Mismatch vocabulary size between two datasets for NMT task

Hello @all :slight_smile:

I have a common issue related to continuing to train a pre-training model in machine translation task.

When I load the pre-training model and the new dataset, I got an error related to mismatch between tensor sizes.

size mismatch for module.decoder.fc.weight: copying a param with shape torch.Size([609, 256]) from checkpoint, the shape in current model is torch.Size([608, 256]).
size mismatch for module.decoder.fc.bias: copying a param with shape torch.Size([609]) from checkpoint, the shape in current model is torch.Size([608]).

I think this issue related to the vocabulary size self.token_embedding = nn.Embedding(vocab_size, d_model), because, whenever I build data build_vocab using only one dataset during pre-training and fine-tuning, everything works fine.

Any suggestions to overcome this issue?

Kind regards,
Aiman Solyman

RuntimeError: Error(s) in loading state_dict for MultipleGPUs:
	size mismatch for module.encoder.token_embedding.weight: copying a param with shape torch.Size([875, 256]) from checkpoint, the shape in current model is torch.Size([888, 256]).
	size mismatch for module.decoder.token_embedding.weight: copying a param with shape torch.Size([628, 256]) from checkpoint, the shape in current model is torch.Size([608, 256]).
	size mismatch for module.decoder.fc.weight: copying a param with shape torch.Size([628, 256]) from checkpoint, the shape in current model is torch.Size([608, 256]).
	size mismatch for module.decoder.fc.bias: copying a param with shape torch.Size([628]) from checkpoint, the shape in current model is torch.Size([608]).

As you’ve already explained, the error is most likely raised due to different vocabularies in both datasets.
If you are planning to use both datasets, you should create a common vocabulary. Besides the different number of words or tokens, you would also have to make sure the common words use the same indices.

1 Like

Thank you sir for your comment, :slight_smile:

How to create ‘create a common vocabulary’ is there any tool or I have to create a class for this issue? Now, I build the vocabulary using the dataset that has the biggest number of unique words, which the smallest size, each time that I need to load a dataset.

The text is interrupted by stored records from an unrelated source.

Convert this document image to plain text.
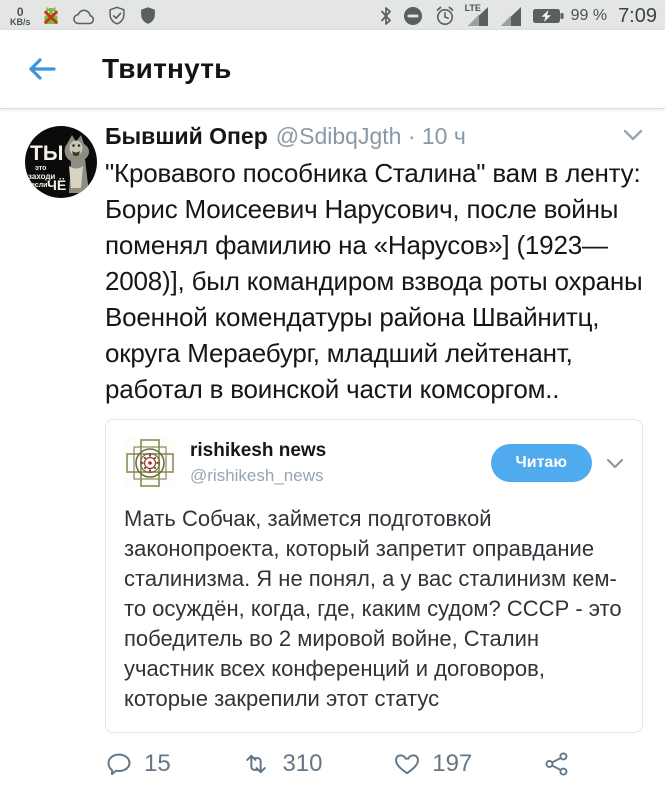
0
KB/s
LTE	99 % 7:09
Твитнуть
ТЫ
это
заходи
если ЧЁ
Бывший Опер @SdibqJgth · 10 ч
"Кровавого пособника Сталина" вам в ленту: Борис Моисеевич Нарусович, после войны поменял фамилию на «Нарусов»] (1923—2008)], был командиром взвода роты охраны Военной комендатуры района Швайнитц, округа Мераебург, младший лейтенант, работал в воинской части комсоргом..
rishikesh news
@rishikesh_news
Читаю
Мать Собчак, займется подготовкой законопроекта, который запретит оправдание сталинизма. Я не понял, а у вас сталинизм кем-то осуждён, когда, где, каким судом? СССР - это победитель во 2 мировой войне, Сталин участник всех конференций и договоров, которые закрепили этот статус
15	310	197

I would probably stick to your current way of creating the vocabulary for a single dataset, but use both instead.
E.g. assuming you are using the unique target indices to create the mapping, you could extend the target list with both datasets and create a set to remove duplicates.

Note again, that you should also verify that both datasets use the same words for the same indices.

1 Like

Here is a solution :

TEXT = Field(...)
imdb_train, imdb_test = IMDB.splits(text_field=TEXT, ...)
snli_train, snli_valid, snli_test = SNLI.splits(text_field=TEXT, ...)
TEXT.build_vocab(imdb_train, snli_train)